In this form, the imperative mandate may contradict the very idea of decentralisation. After all, local leaders must be accountable first and foremost to local residents.
Already after the local elections, people’s deputies had other proposals. For example, to let only representatives of parliamentary parties to local elections. Such a statement was made, among others, by Servant of the People deputy, Olha Vasylevska-Smagliuk. She criticised the results of the local elections, saying that “regional” parties threaten the decentralisation. However, the exclusive right of parliamentary parties to participate in local elections may be contrary to the Constitution of Ukraine. After all, citizens have an equal right to be elected to public authorities and local governments and participate in public affairs management (Article 38).
European majority system
Self-nomination in politics is not a Ukrainian invention. Non-party candidates are allowed to run independently for local authorities in other European countries too. Similar to Ukrainian restrictions apply in Hungary, where the majority system to local councils ends in 10,000 people. For example, in Poland, the majority system in local elections is preserved for communities of up to 40,000 people.

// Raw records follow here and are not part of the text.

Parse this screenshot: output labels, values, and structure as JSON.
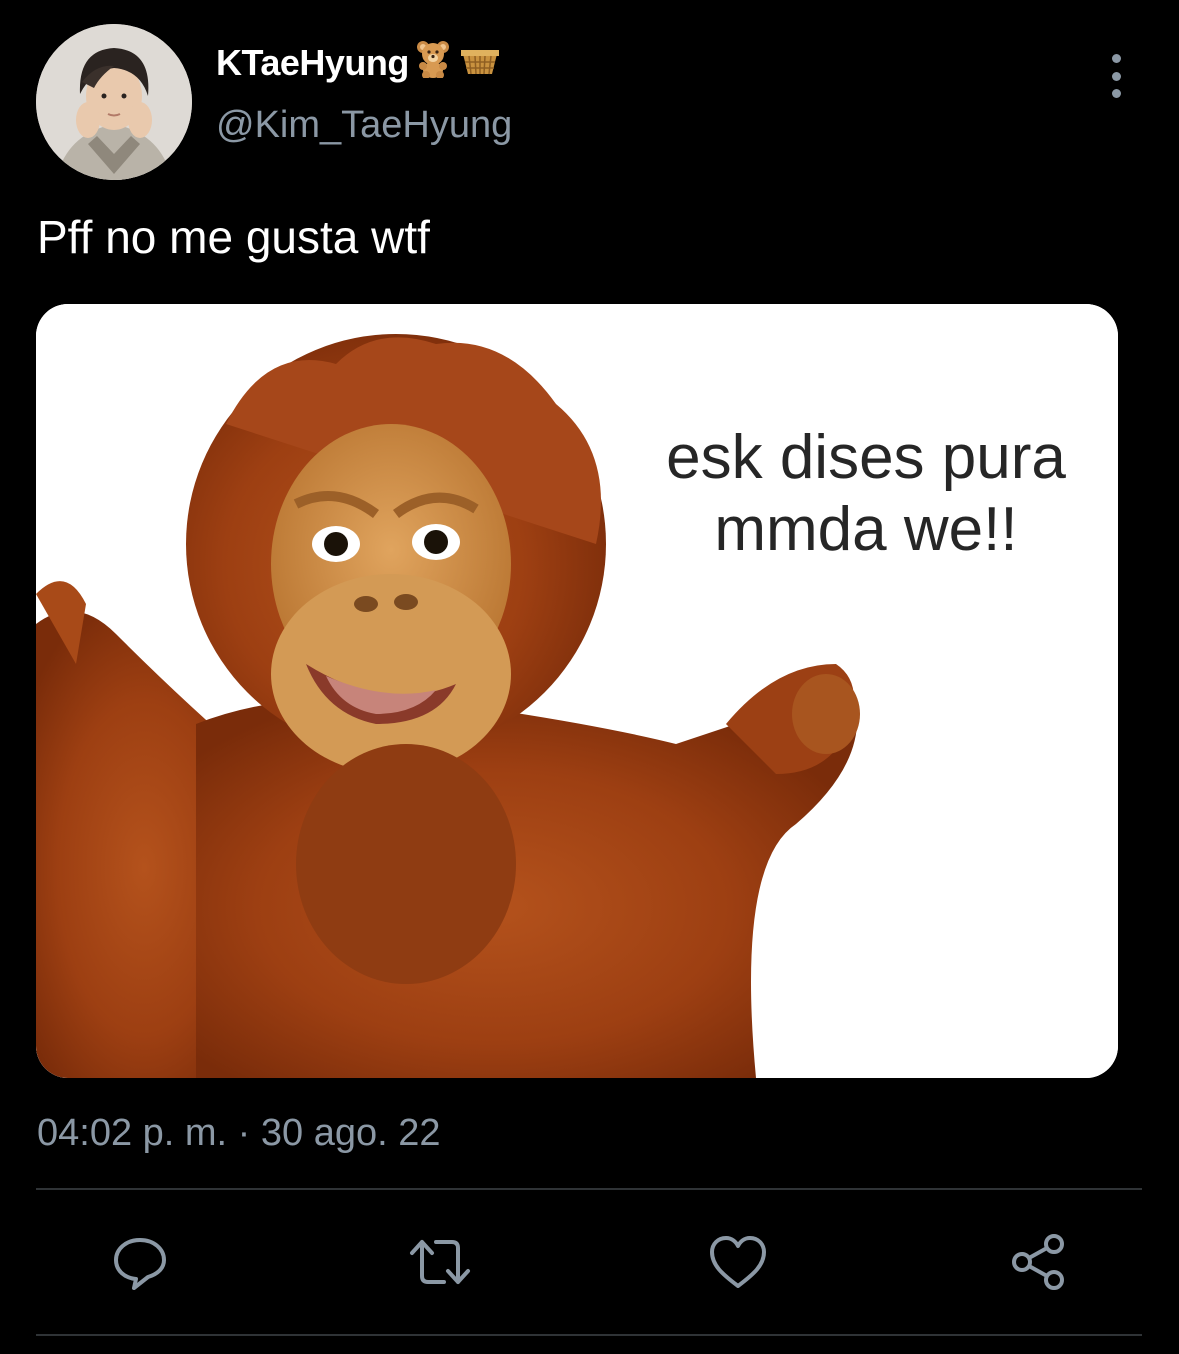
{
  "author": {
    "display_name": "KTaeHyung",
    "name_emojis": [
      "teddy-bear-emoji",
      "basket-emoji"
    ],
    "handle": "@Kim_TaeHyung",
    "avatar": "profile-photo"
  },
  "tweet": {
    "text": "Pff no me gusta wtf",
    "media": {
      "type": "meme-image",
      "caption": "esk dises pura\nmmda we!!"
    },
    "timestamp": "04:02 p. m. · 30 ago. 22"
  },
  "actions": {
    "reply_icon": "reply-icon",
    "retweet_icon": "retweet-icon",
    "like_icon": "heart-icon",
    "share_icon": "share-icon"
  },
  "menu": {
    "icon": "more-vertical-icon"
  },
  "colors": {
    "background": "#000000",
    "primary_text": "#ffffff",
    "secondary_text": "#8b98a5",
    "divider": "#2f3336"
  }
}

The Slovak majority system allows the election of both self-nominated and individual candidates from lists to all community councils. To register, non-party candidates must collect the required number of signatures on a petition to the election commission — the more residents in the community, the more signatures. Thus, in communities with less than 50 citizens, it is necessary to collect ten signatures, up to 100 — 20, up to 500 — 40, up to 2 thousand — 100, up to 20 thousand — 200, up to 100 thousand — 400, more than 100 thousand — 600 signatures.

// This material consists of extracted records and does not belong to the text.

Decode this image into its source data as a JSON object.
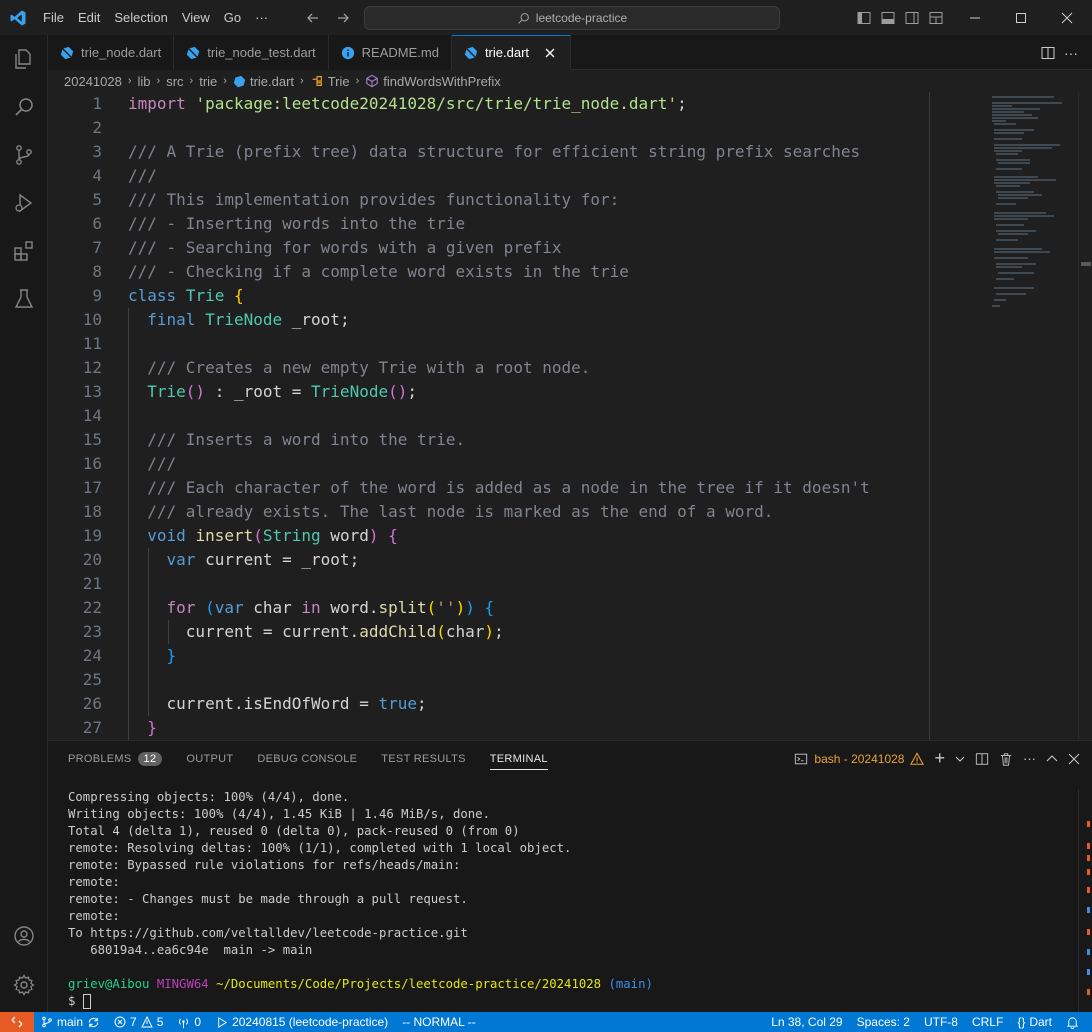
{
  "titlebar": {
    "menu": [
      "File",
      "Edit",
      "Selection",
      "View",
      "Go",
      "···"
    ],
    "search_text": "leetcode-practice"
  },
  "tabs": [
    {
      "label": "trie_node.dart",
      "icon": "dart-icon",
      "active": false
    },
    {
      "label": "trie_node_test.dart",
      "icon": "dart-icon",
      "active": false
    },
    {
      "label": "README.md",
      "icon": "info-icon",
      "active": false
    },
    {
      "label": "trie.dart",
      "icon": "dart-icon",
      "active": true
    }
  ],
  "breadcrumb": [
    "20241028",
    "lib",
    "src",
    "trie",
    "trie.dart",
    "Trie",
    "findWordsWithPrefix"
  ],
  "editor": {
    "line_numbers": [
      "1",
      "2",
      "3",
      "4",
      "5",
      "6",
      "7",
      "8",
      "9",
      "10",
      "11",
      "12",
      "13",
      "14",
      "15",
      "16",
      "17",
      "18",
      "19",
      "20",
      "21",
      "22",
      "23",
      "24",
      "25",
      "26",
      "27"
    ],
    "import_path": "'package:leetcode20241028/src/trie/trie_node.dart'",
    "comments": {
      "l3": "/// A Trie (prefix tree) data structure for efficient string prefix searches",
      "l4": "///",
      "l5": "/// This implementation provides functionality for:",
      "l6": "/// - Inserting words into the trie",
      "l7": "/// - Searching for words with a given prefix",
      "l8": "/// - Checking if a complete word exists in the trie",
      "l12": "/// Creates a new empty Trie with a root node.",
      "l15": "/// Inserts a word into the trie.",
      "l16": "///",
      "l17": "/// Each character of the word is added as a node in the tree if it doesn't",
      "l18": "/// already exists. The last node is marked as the end of a word."
    },
    "split_arg": "''"
  },
  "panel": {
    "tabs": [
      "PROBLEMS",
      "OUTPUT",
      "DEBUG CONSOLE",
      "TEST RESULTS",
      "TERMINAL"
    ],
    "problems_count": "12",
    "terminal_name": "bash - 20241028",
    "terminal_lines": [
      "Compressing objects: 100% (4/4), done.",
      "Writing objects: 100% (4/4), 1.45 KiB | 1.46 MiB/s, done.",
      "Total 4 (delta 1), reused 0 (delta 0), pack-reused 0 (from 0)",
      "remote: Resolving deltas: 100% (1/1), completed with 1 local object.",
      "remote: Bypassed rule violations for refs/heads/main:",
      "remote:",
      "remote: - Changes must be made through a pull request.",
      "remote:",
      "To https://github.com/veltalldev/leetcode-practice.git",
      "   68019a4..ea6c94e  main -> main"
    ],
    "prompt": {
      "user": "griev@Aibou",
      "host": "MINGW64",
      "path": "~/Documents/Code/Projects/leetcode-practice/20241028",
      "branch": "(main)",
      "symbol": "$"
    }
  },
  "statusbar": {
    "branch": "main",
    "errors": "7",
    "warnings": "5",
    "ports": "0",
    "run_config": "20240815 (leetcode-practice)",
    "vim_mode": "-- NORMAL --",
    "position": "Ln 38, Col 29",
    "spaces": "Spaces: 2",
    "encoding": "UTF-8",
    "eol": "CRLF",
    "language": "Dart"
  },
  "colors": {
    "accent": "#0078d4",
    "remote": "#e55b23",
    "warning": "#e7a23a"
  }
}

However, the presence of parties in local councils in European and Ukrainian cities may be felt differently. Thus, Olha Aivazovska notes that there are practically no ideological parties in Ukraine. Most of the current political forces are political projects with a legal entity. In Europe, however, the parties are older and have more of a historical context. Therefore, it is not yet possible to look for direct equivalents to the Ukrainian situation in Europe.

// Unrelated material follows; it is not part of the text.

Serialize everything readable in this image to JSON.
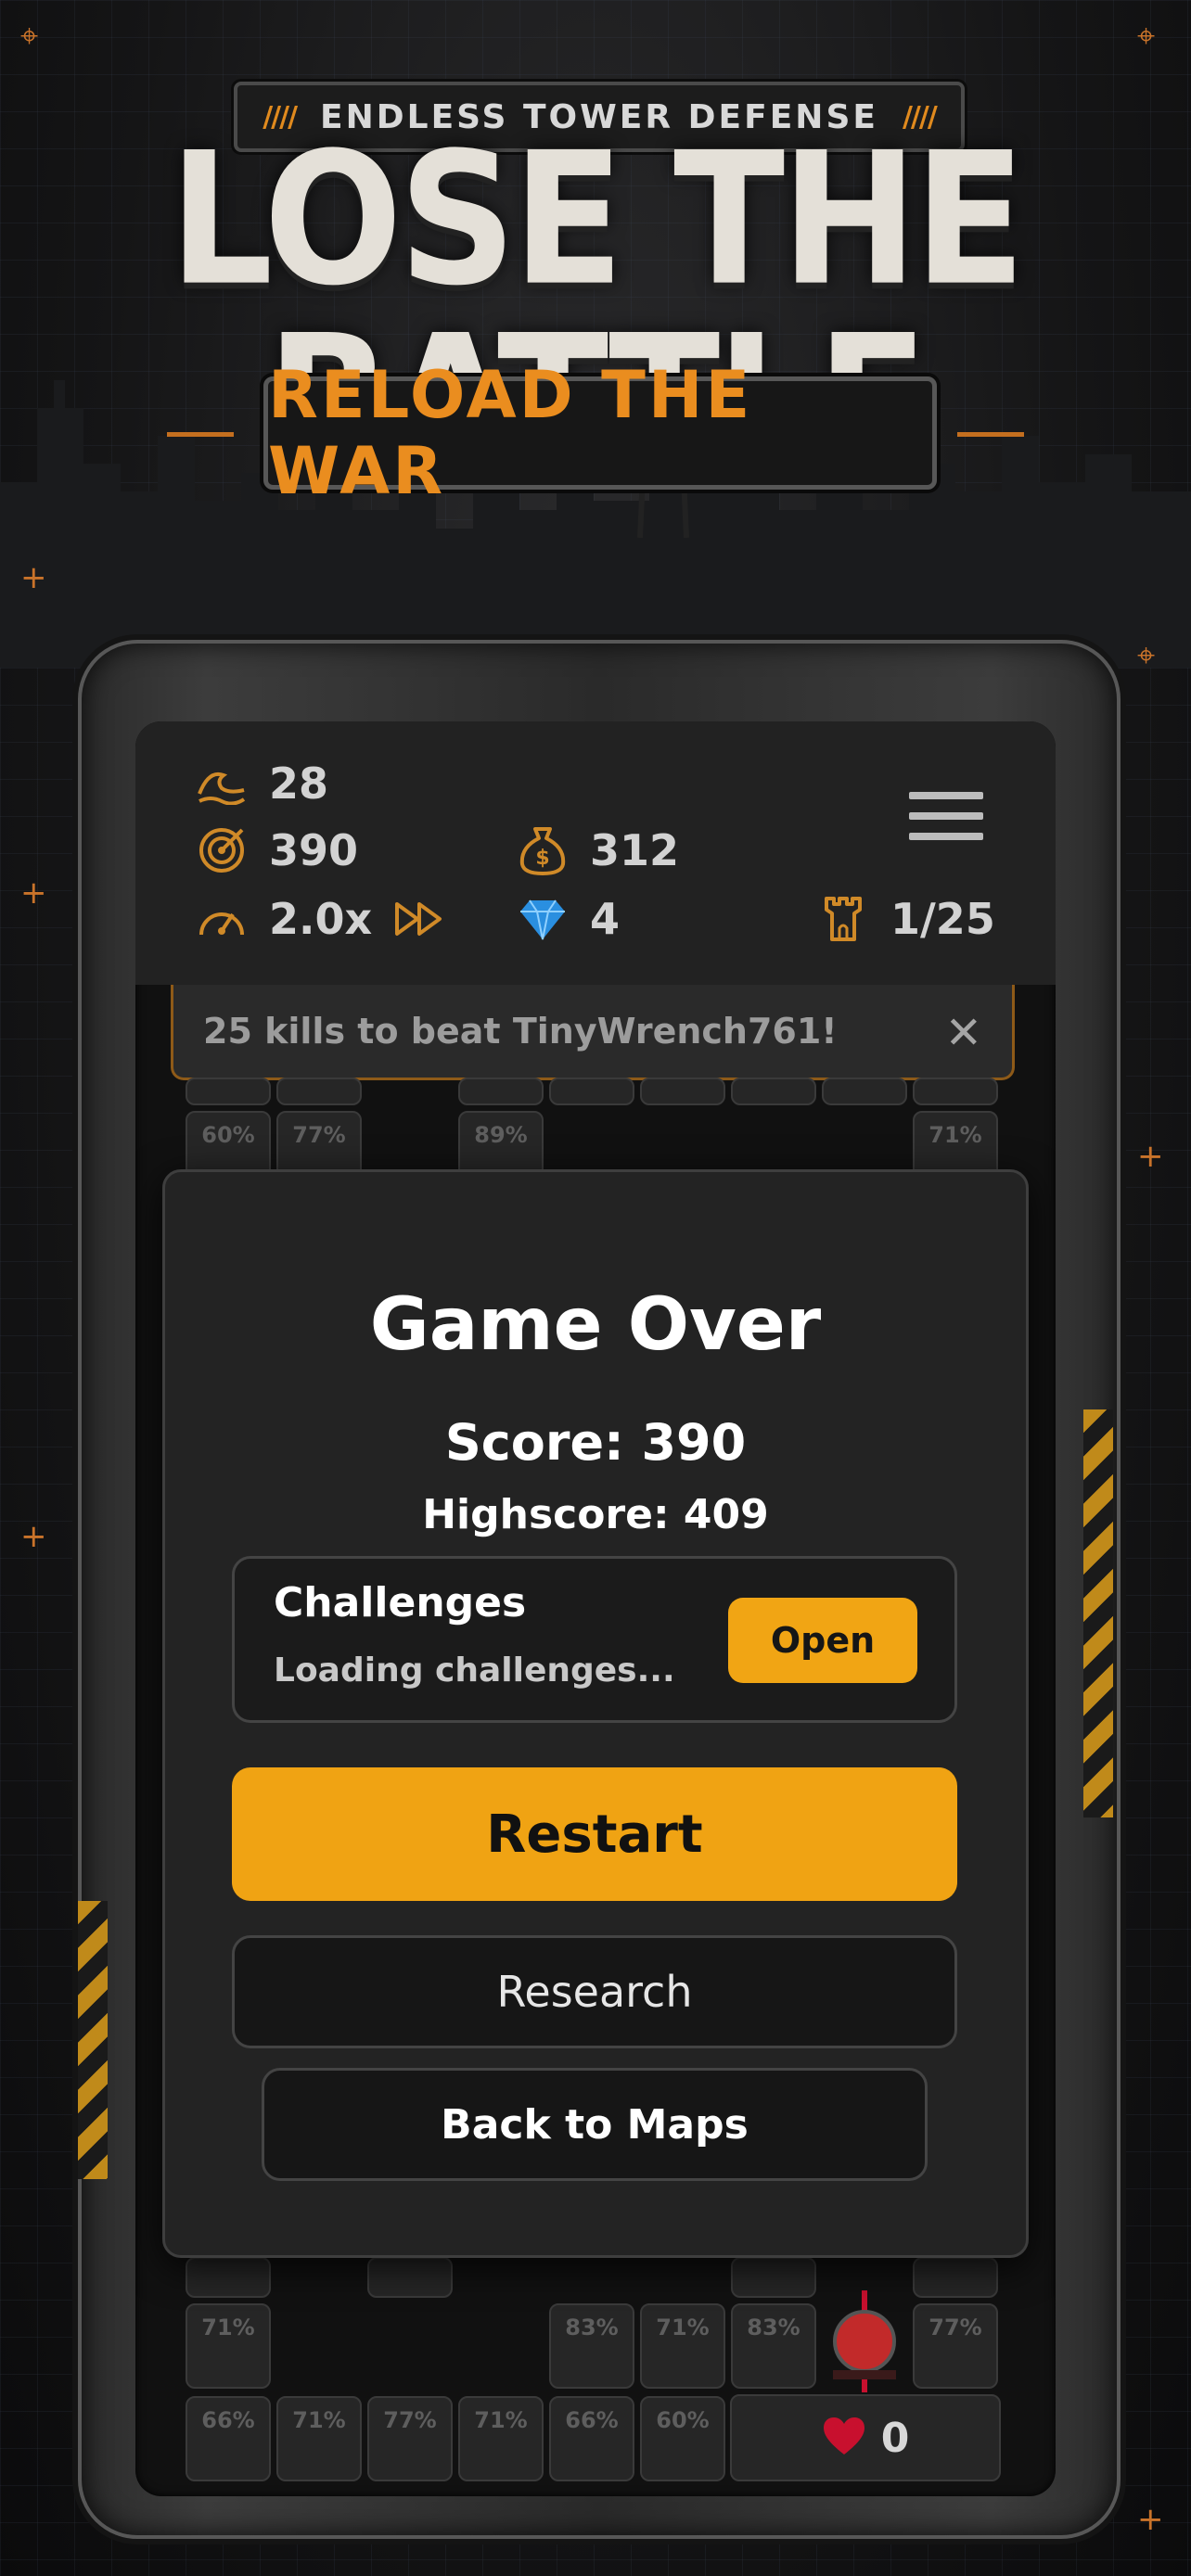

Under normal circumstances — that is, not a few months before the election — the requirement to go to the majority of local elections from the party, according to Olha Aivazovska, could contribute to the structuring of parties and their development, as institutions. Only during the 2020 elections time was limited. As a result, the election turned mainly into a race of political franchises and parties, known only in a few regions of the country.